Ein EU-Binnenmarkt oder ein Flickenteppich? Das Beispiel Frankreich
Auch wenn MiCA als EU-weit einheitliches Regelwerk konzipiert ist, zeigen sich in der Durchsetzung deutliche nationale Unterschiede. Frankreichs Finanzaufsicht AMF verfolgt einen besonders strikten Kurs und warnt, dass unlizenzierten Anbietern strafrechtliche Konsequenzen von bis zu zwei Jahren Haft drohen können.
Solche Unterschiede in der Aufsichtspraxis werfen eine grundsätzliche Frage auf: Entsteht mit MiCA tatsächlich ein einheitlicher europäischer Krypto-Markt, oder bleibt es bei einem Geflecht aus nationalen Zulassungen, unterschiedlichen Durchsetzungsstandards und kurzfristigen Kontoübertragungen?
Was sollten Nutzerinnen und Nutzer jetzt tun?
Wer in den kommenden Tagen nicht überrascht werden möchte, sollte aktiv werden:
- Den Lizenzstatus der eigenen Plattform im nationalen Aufsichtsregister oder in der zentralen EU-Liste lizenzierter Krypto-Unternehmen überprüfen.
- E-Mails der eigenen Börse zu neuen Geschäftsbedingungen oder erneuter Identitätsprüfung ernst nehmen und zeitnah beantworten.
- Bei unklarem oder fehlendem Lizenzstatus vorsorglich prüfen, ob Guthaben gesichert oder auf eine bereits lizenzierte Plattform übertragen werden sollten.

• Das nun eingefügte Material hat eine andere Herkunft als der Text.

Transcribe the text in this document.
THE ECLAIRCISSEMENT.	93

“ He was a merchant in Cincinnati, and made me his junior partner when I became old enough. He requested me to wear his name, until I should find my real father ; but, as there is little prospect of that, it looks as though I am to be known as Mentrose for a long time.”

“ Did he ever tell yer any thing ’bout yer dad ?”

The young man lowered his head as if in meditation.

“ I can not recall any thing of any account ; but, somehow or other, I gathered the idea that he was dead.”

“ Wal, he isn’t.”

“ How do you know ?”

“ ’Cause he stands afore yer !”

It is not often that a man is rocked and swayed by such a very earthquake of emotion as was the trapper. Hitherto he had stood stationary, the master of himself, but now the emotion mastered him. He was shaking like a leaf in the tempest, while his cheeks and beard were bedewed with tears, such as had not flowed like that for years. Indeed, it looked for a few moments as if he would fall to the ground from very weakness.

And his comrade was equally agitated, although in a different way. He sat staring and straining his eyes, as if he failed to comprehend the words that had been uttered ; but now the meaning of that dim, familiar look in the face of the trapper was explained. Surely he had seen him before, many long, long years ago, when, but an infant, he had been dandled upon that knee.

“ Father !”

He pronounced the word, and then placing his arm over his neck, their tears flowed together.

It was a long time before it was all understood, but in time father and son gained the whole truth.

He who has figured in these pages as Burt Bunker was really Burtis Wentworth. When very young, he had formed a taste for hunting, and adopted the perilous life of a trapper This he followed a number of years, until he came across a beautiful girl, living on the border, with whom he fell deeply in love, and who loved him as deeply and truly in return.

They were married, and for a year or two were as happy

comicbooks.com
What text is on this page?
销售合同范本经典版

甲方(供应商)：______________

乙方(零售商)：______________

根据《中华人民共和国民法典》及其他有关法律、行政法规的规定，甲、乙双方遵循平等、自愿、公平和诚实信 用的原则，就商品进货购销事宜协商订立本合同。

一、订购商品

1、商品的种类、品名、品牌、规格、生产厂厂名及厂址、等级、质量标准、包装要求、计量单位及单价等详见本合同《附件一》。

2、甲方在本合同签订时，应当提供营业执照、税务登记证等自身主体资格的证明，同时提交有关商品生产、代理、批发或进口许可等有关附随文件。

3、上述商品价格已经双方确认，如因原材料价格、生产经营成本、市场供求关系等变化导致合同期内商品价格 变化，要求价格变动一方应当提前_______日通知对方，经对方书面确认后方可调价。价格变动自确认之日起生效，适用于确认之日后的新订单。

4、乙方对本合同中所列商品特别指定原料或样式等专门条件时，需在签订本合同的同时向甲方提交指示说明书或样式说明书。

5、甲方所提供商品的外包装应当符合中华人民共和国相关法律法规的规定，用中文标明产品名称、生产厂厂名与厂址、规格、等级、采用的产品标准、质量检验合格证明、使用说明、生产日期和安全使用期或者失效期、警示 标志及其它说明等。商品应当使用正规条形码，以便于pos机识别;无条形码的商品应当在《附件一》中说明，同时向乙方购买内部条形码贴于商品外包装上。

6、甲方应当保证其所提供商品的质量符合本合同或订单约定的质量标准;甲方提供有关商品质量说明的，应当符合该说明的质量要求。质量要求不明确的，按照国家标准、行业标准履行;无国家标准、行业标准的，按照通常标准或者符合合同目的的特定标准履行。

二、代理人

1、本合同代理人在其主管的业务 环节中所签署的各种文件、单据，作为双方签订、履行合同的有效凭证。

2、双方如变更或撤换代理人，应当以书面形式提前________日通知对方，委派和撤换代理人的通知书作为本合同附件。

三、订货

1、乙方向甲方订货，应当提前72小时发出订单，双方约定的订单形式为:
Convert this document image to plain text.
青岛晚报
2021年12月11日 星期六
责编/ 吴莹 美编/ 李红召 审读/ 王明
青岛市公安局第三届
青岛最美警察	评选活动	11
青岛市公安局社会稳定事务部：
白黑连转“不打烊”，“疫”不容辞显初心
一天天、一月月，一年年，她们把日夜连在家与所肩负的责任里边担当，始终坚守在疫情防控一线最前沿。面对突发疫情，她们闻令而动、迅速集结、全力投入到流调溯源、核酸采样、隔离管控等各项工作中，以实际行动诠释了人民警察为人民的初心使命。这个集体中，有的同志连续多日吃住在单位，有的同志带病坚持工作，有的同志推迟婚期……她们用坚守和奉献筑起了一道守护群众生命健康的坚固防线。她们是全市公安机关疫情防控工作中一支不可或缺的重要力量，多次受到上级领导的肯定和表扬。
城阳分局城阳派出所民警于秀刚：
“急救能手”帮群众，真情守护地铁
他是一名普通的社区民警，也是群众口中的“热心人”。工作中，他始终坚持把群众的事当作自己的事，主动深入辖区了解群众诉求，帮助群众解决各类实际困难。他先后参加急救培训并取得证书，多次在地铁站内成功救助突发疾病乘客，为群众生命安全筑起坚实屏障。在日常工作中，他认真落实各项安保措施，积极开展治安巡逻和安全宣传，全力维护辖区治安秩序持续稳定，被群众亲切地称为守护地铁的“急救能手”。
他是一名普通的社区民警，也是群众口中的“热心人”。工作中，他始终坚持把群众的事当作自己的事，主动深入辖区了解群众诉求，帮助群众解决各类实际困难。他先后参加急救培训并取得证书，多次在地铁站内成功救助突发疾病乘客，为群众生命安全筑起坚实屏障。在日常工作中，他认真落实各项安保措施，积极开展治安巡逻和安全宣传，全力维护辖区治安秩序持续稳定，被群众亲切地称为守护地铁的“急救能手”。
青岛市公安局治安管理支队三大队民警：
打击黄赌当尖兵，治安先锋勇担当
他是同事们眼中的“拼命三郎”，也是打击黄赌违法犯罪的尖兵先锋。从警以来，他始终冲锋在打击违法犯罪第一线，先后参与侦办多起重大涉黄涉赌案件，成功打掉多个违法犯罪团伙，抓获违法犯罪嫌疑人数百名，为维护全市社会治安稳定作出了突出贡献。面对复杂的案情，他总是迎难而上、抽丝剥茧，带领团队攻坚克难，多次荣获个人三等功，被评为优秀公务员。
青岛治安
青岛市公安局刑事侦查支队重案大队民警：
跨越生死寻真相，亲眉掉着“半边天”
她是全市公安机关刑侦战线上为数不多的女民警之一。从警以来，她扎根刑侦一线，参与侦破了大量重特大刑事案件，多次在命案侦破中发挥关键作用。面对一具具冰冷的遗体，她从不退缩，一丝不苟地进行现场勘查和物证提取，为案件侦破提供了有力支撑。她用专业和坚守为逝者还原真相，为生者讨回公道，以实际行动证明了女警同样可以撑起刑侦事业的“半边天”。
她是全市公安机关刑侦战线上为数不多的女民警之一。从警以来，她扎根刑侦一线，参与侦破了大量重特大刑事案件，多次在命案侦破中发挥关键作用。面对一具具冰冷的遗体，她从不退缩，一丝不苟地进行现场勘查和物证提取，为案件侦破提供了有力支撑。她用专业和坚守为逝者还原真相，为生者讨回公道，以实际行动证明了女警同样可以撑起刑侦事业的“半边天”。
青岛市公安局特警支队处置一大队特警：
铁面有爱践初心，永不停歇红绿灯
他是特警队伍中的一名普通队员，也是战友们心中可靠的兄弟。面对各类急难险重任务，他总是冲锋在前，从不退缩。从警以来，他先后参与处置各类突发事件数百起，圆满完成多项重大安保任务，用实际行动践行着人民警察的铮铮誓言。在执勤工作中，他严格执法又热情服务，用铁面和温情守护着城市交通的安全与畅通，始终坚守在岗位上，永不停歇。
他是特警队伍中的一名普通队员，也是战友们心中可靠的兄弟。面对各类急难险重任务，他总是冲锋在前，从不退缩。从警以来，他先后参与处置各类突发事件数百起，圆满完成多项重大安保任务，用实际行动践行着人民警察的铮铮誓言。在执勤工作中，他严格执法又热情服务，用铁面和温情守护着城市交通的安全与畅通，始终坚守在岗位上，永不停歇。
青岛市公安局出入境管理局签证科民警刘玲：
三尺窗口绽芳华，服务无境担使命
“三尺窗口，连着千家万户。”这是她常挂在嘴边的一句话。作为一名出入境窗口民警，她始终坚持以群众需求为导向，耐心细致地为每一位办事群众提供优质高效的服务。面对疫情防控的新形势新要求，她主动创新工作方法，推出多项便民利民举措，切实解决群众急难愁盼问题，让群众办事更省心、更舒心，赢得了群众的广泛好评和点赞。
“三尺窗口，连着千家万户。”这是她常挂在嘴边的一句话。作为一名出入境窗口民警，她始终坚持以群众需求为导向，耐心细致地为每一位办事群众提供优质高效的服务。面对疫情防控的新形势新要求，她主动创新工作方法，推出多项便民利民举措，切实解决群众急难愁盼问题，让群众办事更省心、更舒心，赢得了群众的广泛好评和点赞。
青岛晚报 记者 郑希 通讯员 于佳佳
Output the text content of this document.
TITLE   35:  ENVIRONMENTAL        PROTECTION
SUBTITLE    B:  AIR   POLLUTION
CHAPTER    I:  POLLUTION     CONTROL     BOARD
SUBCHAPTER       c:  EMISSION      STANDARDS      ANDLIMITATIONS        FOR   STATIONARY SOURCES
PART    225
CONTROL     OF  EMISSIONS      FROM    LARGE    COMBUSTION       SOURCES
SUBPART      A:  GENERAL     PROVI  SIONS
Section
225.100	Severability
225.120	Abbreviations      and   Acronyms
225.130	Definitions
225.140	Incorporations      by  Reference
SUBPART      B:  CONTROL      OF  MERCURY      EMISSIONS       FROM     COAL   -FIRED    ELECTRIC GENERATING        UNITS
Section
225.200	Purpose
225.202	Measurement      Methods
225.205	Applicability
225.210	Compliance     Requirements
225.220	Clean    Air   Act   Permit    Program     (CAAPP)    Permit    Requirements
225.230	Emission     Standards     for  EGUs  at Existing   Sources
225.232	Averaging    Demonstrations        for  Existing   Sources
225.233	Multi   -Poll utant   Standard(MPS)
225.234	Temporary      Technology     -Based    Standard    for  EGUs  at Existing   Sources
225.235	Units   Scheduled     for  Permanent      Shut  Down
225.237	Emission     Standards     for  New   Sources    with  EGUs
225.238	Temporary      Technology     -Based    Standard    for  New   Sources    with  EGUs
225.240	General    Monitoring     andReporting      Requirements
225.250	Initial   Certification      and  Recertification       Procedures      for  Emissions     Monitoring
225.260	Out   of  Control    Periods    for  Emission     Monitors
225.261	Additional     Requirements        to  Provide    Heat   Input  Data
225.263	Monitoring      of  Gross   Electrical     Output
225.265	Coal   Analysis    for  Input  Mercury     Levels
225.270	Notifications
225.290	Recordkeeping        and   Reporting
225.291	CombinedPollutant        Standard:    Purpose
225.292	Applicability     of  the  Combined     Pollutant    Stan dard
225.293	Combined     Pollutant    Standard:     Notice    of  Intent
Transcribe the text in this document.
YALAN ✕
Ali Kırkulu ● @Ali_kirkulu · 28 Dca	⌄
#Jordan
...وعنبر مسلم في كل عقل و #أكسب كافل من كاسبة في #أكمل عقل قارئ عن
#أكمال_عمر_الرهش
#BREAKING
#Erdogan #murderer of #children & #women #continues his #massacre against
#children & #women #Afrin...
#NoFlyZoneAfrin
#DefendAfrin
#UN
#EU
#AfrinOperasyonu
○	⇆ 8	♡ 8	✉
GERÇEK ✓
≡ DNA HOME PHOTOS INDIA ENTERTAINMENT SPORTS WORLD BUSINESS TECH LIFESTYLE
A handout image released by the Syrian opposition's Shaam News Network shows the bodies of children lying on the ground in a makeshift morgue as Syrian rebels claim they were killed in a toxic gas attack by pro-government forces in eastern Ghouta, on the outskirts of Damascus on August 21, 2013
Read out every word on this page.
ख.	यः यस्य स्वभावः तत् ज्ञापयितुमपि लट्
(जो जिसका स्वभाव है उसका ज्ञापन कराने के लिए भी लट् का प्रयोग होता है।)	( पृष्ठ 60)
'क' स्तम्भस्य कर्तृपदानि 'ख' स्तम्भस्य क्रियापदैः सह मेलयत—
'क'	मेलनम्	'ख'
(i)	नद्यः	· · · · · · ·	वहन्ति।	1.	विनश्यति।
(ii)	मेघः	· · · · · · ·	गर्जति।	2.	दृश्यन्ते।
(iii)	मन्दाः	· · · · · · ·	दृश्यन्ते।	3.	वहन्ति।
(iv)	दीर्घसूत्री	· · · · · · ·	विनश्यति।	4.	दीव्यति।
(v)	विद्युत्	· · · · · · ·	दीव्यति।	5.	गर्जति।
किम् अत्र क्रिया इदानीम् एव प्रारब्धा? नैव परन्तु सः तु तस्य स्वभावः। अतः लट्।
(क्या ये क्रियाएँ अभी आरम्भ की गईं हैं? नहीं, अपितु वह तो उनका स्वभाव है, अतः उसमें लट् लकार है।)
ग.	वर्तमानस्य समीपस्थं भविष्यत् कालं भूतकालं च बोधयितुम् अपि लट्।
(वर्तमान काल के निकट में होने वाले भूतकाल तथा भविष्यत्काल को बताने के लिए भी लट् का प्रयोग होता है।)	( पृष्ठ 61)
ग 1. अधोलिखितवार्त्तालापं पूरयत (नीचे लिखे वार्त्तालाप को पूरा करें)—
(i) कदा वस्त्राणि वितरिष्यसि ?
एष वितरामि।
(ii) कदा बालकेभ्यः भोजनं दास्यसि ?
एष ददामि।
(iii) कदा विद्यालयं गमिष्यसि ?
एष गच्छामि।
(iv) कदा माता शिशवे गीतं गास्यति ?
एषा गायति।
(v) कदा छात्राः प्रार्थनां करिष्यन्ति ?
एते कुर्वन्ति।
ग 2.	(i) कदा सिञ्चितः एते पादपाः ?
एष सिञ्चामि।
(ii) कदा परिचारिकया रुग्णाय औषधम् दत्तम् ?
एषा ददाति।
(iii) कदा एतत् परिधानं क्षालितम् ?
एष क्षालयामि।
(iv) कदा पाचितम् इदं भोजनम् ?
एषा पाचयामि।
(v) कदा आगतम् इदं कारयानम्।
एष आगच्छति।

Wichtig dabei: Eine funktionierende App oder eine professionell wirkende Website sagen nichts über den rechtlichen Status eines Anbieters aus. Nur der offizielle Eintrag in einem Aufsichtsregister bestätigt verlässlich, ob eine Plattform nach dem 1. Juli 2026 noch EU-Kunden bedienen darf.
Ausblick: Was passiert nach dem 1. Juli?
Der Stichtag markiert keinen abrupten Schlusspunkt, sondern den Beginn einer neuen Phase. In der zweiten Jahreshälfte 2026 ist mit laufender Aufsicht und möglichen Durchsetzungsmaßnahmen gegenüber weiterhin nicht konformen Anbietern zu rechnen. Offen bleibt dabei vor allem, ob Nutzerinnen und Nutzer auf betroffenen Plattformen genug Zeit und Unterstützung erhalten, um ihre Vermögenswerte sicher zu verschieben – und ob die Anbieter, die den Auswahlprozess überstehen, tatsächlich das Maß an Vertrauen und Servicequalität liefern, das MiCA seinen Befürwortern zufolge versprechen sollte.
Fazit
MiCA soll Europas Krypto-Nutzerinnen und -Nutzer langfristig besser schützen. Kurzfristig bedeutet die Verordnung jedoch vor allem eines: Millionen Menschen müssen in den kommenden Tagen herausfinden, ob ihre gewohnte Plattform überhaupt noch berechtigt ist, sie zu bedienen. Der 1. Juli 2026 ist damit weniger ein Schlusspunkt als ein Belastungstest – für die Anbieter, für die nationalen Aufsichtsbehörden und für die Frage, ob Europa tatsächlich einen einheitlichen Krypto-Binnenmarkt schaffen kann.